Italien 2019, ital. O.m.U., 87 Min.
Regie: Phaim Bhuiyan
Darsteller: Phaim Bhuiyan, Carlotta Antonelli, Alessia Giuliani, Rishad Noorani, Pietro Sermonti

Phaim, ein 22-jähriger Muslim mit bengalischen Wurzeln, lebt mit seiner Familie in dem multiethnischen Stadtteil Torpignattara in Rom. Sein Geld verdient er als Aufseher in einem Museum, nebenbei ist er Kopf einer Rockband. Während eines Konzerts lernt er Asia kennen, eine junge Frau aus einer Künstlerfamilie, die komplett anders tickt: purer Instinkt, keine Regeln. Die beiden verlieben sich – und Phaim stürzt in ein Dilemma: Eigentlich müsste er eine bengalische Frau heiraten. Und wie soll er seine Beziehung mit dem unumstößlichen Gesetz des Islam unter einen Hut bringen: keinen Sex vor der Ehe? Ein Clash der Kulturen als charmante, autobiografische Komödie. Der junge bengalisch-stämmige Regisseur spielt sich und seine Geschichte selbst, mit Witz, Selbstironie und einem gehörigen Schuss Romantik.

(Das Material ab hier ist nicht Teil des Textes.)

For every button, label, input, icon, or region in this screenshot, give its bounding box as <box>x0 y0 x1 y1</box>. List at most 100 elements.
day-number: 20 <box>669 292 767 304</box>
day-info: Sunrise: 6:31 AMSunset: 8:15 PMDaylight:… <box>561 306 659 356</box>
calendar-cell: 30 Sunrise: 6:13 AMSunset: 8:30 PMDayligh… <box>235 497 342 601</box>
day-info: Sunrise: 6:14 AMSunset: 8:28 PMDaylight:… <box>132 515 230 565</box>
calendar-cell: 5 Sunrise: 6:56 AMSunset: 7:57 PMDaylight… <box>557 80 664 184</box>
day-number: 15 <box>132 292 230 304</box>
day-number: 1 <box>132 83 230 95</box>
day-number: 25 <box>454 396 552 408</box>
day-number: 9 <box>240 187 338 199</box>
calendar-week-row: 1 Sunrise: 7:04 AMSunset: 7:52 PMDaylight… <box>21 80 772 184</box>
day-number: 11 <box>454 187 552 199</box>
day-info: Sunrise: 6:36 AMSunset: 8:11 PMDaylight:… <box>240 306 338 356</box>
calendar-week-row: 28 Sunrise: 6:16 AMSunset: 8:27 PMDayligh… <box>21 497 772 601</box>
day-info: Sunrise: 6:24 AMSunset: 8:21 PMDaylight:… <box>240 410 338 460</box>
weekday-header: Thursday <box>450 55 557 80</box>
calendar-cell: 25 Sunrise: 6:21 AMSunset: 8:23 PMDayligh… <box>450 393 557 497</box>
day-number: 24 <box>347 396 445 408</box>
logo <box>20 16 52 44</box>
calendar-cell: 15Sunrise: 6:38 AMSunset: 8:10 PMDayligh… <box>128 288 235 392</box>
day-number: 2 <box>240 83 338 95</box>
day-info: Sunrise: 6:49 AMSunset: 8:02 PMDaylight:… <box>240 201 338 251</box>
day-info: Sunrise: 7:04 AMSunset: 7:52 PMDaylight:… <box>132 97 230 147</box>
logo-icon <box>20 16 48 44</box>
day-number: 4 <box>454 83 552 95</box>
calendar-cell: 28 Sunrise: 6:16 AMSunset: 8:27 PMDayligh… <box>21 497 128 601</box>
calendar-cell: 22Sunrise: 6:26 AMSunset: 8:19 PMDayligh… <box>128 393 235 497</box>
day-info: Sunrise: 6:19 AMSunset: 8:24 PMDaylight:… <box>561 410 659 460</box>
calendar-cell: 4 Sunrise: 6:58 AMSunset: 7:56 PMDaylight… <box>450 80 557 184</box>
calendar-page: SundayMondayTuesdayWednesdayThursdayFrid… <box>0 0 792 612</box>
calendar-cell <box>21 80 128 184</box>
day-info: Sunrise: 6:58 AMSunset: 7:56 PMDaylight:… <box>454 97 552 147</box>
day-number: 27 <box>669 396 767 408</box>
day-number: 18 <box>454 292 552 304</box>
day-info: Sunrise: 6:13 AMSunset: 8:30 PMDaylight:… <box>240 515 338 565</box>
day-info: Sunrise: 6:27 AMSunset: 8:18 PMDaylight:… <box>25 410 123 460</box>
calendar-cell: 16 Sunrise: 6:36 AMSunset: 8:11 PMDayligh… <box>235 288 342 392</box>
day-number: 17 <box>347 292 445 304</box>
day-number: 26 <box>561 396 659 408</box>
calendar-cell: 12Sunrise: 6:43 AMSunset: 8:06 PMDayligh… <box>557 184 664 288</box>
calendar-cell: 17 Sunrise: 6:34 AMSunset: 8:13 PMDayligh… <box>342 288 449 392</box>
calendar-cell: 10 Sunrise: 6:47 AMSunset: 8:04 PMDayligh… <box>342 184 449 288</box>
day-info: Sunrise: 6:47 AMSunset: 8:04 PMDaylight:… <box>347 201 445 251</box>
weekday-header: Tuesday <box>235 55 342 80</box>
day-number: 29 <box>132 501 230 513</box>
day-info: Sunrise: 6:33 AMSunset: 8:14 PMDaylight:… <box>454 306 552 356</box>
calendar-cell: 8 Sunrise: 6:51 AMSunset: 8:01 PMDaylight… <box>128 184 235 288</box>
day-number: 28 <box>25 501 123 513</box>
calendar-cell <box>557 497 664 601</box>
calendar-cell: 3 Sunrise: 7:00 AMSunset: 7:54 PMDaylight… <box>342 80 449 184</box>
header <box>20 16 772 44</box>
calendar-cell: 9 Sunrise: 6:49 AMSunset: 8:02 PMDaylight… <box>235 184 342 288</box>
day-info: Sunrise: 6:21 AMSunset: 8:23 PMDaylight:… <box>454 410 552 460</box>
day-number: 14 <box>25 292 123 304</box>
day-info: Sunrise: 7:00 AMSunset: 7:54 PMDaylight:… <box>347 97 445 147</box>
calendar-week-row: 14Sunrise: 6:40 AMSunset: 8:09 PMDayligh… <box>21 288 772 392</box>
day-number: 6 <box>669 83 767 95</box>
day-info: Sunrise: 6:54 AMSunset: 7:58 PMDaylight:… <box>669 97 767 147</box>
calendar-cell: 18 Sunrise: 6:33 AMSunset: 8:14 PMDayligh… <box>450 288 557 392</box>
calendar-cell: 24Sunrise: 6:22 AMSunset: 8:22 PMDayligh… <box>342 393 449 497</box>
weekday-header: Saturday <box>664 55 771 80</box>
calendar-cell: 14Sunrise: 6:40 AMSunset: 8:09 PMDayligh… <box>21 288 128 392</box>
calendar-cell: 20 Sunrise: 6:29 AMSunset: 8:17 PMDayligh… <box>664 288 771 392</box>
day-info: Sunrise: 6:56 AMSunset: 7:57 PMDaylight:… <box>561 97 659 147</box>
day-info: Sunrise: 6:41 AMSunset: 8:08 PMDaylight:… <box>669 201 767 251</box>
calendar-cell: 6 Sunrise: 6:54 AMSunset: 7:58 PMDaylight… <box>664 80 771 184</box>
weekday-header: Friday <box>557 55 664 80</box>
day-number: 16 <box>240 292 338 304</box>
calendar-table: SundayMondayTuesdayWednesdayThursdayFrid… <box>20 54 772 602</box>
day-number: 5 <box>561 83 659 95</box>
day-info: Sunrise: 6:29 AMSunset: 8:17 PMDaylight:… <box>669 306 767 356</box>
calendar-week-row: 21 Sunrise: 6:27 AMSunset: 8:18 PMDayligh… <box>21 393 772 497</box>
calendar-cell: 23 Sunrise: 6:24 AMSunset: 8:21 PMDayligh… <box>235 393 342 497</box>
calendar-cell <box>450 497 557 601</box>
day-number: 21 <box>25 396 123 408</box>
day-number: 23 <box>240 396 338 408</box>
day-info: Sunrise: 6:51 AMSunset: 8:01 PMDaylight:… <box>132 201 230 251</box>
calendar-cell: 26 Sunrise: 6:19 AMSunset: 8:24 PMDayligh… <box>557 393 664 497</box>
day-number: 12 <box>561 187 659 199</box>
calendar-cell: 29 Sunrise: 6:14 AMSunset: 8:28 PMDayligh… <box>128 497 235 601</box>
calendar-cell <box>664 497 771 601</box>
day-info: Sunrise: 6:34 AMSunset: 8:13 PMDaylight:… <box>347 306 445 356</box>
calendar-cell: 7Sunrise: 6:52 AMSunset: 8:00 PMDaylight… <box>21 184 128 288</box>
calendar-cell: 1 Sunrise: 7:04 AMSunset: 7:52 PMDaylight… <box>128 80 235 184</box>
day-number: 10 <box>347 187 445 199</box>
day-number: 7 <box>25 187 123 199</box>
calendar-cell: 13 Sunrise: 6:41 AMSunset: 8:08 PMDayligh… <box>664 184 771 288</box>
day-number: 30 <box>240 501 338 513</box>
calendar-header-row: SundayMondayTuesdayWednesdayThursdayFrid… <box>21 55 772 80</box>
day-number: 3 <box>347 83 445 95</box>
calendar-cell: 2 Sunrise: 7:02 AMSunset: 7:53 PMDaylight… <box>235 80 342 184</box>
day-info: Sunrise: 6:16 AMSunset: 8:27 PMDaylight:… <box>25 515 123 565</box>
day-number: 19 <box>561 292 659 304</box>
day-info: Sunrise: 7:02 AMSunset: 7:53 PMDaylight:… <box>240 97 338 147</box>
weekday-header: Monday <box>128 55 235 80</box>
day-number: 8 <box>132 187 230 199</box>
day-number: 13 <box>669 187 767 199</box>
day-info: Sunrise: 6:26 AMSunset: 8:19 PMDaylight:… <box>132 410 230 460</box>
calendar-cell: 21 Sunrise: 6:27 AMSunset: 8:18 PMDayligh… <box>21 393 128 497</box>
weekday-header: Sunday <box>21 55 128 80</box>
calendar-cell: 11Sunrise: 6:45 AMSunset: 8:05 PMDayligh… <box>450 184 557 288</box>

„Als Regisseur habe ich versucht, die Komplexität eines Mikrokosmos wie das multiethnische Viertel Torpignattara in Rom auf lockere Art darzustellen: Gebäude mit abbröckelndem Putz und Graffitis, Gesichter in allen Farben, rund um die Uhr geöffnete Obstläden. Moscheen und Kirchen. Junge und Alte. All das ist Torpignattara, das Viertel, wo ich geboren und aufgewachsen bin, und das in meinem Film ebenso mitspielt wie die Schauspieler.“
PHAIM BHUIYAN

Phaim Bhuiyan (* Rom 1995), Sohn einer bengalischen Familie, studiert zunächst Werbedesign und kommt über Youtube zum Film. Er arbeitet als Video-Maker und dreht Videoclips für Rapper und Punk-Rock-Bands der römischen Underground-Szene. Bangla ist sein erster Kinofilm.